Nutri-Score : au Sénat, les lobbies l’emportent sur la santé publique !

Le Sénat a tranché. Dans le cadre de l’examen du PLFSS 2026, la chambre haute a finalement voté, le 21 novembre dernier, contre l’obligation d’afficher le Nutri-Score sur les emballages des aliments — un revers majeur pour la santé publique, et un signal préoccupant envoyé aux citoyens. Un vote d’autant plus incompréhensible que les sénateurs avaient, quelques minutes plus tôt, adopté des amendements visant à exclure les produits AOP/IGP du dispositif, anticipant les inquiétudes régulièrement agitées autour du « camembert de terroir » soi-disant menacé.

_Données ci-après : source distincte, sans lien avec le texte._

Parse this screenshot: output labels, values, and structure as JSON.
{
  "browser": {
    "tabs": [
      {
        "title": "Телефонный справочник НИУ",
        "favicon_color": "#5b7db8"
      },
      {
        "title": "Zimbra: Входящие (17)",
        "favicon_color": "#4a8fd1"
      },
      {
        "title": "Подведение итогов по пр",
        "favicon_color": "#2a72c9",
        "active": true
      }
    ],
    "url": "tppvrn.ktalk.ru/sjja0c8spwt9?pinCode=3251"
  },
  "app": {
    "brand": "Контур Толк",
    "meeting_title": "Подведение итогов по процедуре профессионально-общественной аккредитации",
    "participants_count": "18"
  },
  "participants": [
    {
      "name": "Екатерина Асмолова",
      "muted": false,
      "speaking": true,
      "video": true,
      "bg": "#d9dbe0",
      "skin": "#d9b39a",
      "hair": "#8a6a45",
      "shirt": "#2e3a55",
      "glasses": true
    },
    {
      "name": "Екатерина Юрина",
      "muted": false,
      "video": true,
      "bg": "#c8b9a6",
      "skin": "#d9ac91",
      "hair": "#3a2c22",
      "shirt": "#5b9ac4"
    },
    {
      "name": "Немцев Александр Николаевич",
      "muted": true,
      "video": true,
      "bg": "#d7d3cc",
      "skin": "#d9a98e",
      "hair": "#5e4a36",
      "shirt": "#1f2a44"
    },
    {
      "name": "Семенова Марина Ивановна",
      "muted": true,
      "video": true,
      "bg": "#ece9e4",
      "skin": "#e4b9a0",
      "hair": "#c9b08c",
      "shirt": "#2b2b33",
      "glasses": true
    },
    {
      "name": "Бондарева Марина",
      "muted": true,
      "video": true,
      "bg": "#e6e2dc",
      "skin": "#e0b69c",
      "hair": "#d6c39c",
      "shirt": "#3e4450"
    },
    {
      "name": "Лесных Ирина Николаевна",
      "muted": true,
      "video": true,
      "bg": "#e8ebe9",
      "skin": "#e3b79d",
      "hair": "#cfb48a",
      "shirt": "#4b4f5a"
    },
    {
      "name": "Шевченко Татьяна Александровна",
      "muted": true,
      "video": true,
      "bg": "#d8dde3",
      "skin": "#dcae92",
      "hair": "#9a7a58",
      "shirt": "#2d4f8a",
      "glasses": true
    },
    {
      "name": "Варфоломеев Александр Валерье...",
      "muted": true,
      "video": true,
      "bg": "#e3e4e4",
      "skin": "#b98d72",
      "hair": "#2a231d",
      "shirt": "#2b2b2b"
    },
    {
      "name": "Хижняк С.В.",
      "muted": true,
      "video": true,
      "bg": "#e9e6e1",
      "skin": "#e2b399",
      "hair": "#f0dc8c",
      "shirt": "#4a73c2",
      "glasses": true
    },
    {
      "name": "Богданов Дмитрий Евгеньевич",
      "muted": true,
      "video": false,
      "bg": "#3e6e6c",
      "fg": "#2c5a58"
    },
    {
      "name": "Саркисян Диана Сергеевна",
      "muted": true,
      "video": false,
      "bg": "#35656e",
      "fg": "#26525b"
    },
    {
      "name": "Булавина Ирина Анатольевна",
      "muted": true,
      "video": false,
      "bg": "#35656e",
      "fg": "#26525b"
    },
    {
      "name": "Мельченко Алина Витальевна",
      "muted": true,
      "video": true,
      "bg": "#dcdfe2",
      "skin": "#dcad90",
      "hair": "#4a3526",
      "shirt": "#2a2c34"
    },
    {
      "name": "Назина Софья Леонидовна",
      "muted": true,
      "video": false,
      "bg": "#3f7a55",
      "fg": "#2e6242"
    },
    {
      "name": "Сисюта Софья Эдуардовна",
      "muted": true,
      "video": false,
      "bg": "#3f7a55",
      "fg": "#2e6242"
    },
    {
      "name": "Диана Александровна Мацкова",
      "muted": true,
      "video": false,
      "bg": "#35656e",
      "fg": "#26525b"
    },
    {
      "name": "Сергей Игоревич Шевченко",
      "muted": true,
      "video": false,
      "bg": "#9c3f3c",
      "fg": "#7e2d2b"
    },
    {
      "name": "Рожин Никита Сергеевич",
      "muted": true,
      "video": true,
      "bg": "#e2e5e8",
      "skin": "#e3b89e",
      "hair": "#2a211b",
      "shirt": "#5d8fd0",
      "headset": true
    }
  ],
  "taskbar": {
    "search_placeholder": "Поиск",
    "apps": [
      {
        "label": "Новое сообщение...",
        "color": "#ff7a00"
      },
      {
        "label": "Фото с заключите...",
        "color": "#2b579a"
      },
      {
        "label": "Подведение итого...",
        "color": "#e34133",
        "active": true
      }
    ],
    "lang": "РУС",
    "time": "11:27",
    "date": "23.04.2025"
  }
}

L’écoute des débats a mis en lumière un décalage saisissant entre les arguments scientifiques et les prises de parole des opposants à l’obligation du Nutri-Score. D’un côté, des sénateurs rappelant calmement l’intérêt, l’efficacité et la solidité scientifique de cet outil de santé publique. De l’autre, un flot de discours gastro-populistes où chacun se faisait le défenseur du fromage de sa région, invoquant la tradition, le patrimoine ou une prétendue menace pour l’identité gastronomique française.

À ces arguments émotionnels s’est ajouté un discours classique porté de longue date par les lobbies agroalimentaires : la prétendue « pénalisation » des petits producteurs artisanaux. Un argument fallacieux, puisque ces artisans…sont déjà exemptés par la réglementation sur l’étiquetage nutritionnel. Les fromagers fermiers ou producteurs de charcuterie artisanale ne seraient, en réalité, absolument pas concernés par l’obligation du Nutri-Score.

Il est d’ailleurs utile de rappeler que de nombreux fromages AOP ou IGP, dont les sénateurs ont défendu la « tradition », ne sont pas produits par de petits producteurs. Les filières sont aujourd’hui largement structurées par des groupes agroalimentaires majeurs : Lactalis, Savencia, Sodiaal… À eux seuls, ces trois géants contrôlent plus de 80% de la production de Roquefort. Ces entreprises combattent depuis des années le Nutri-Score, perçu comme une menace pour leurs marges et l’image de leurs produits. Au Sénat, à nouveau, leur stratégie a porté ses fruits.

Certains sénateurs ont tenté de justifier leur vote en invoquant une prétendue incompatibilité avec la réglementation européenne. Une ligne de défense qui ne tient pas face à l’urgence sanitaire et l’intérêt public largement démontré scientifiquement du Nutri-score. Ce supposé « risque juridique » relève davantage du prétexte commode que d’un obstacle insurmontable.

Soyons clairs : ce sont Lactalis, Ferrero, Coca-Cola, Mars, Mondelez, Kraft, Danone et tous ceux qui refusent l’affichage nutritionnel simplifié qui se réjouissent aujourd’hui. Les sénateurs ont refusé de « forcer la main » à des industriels qui pourtant ont déjà démontré leur capacité à influencer les politiques publiques en matière de nutrition.

Mais rien n’est encore définitivement joué et la mobilisation citoyenne est cruciale pour la bataille à venir ! En effet l’Assemblée nationale a voté le 7 novembre, en première lecture, en faveur de l’obligation du Nutri-Score. Le texte va à présent revenir devant les députés. Les lobbies vont redoubler d’efforts, à nous de contrebalancer leur influence !

Une pétition officielle a été déposée sur le site de l’Assemblée nationale :

« Pour rendre obligatoire l’affichage du Nutri-Score sur les emballages des aliments en France »

Signer cette pétition, c’est envoyer un message simple : la santé publique doit primer sur les intérêts privés. L’avenir du Nutri-Score – et plus largement, du droit de savoir ce que nous mangeons – se joue maintenant.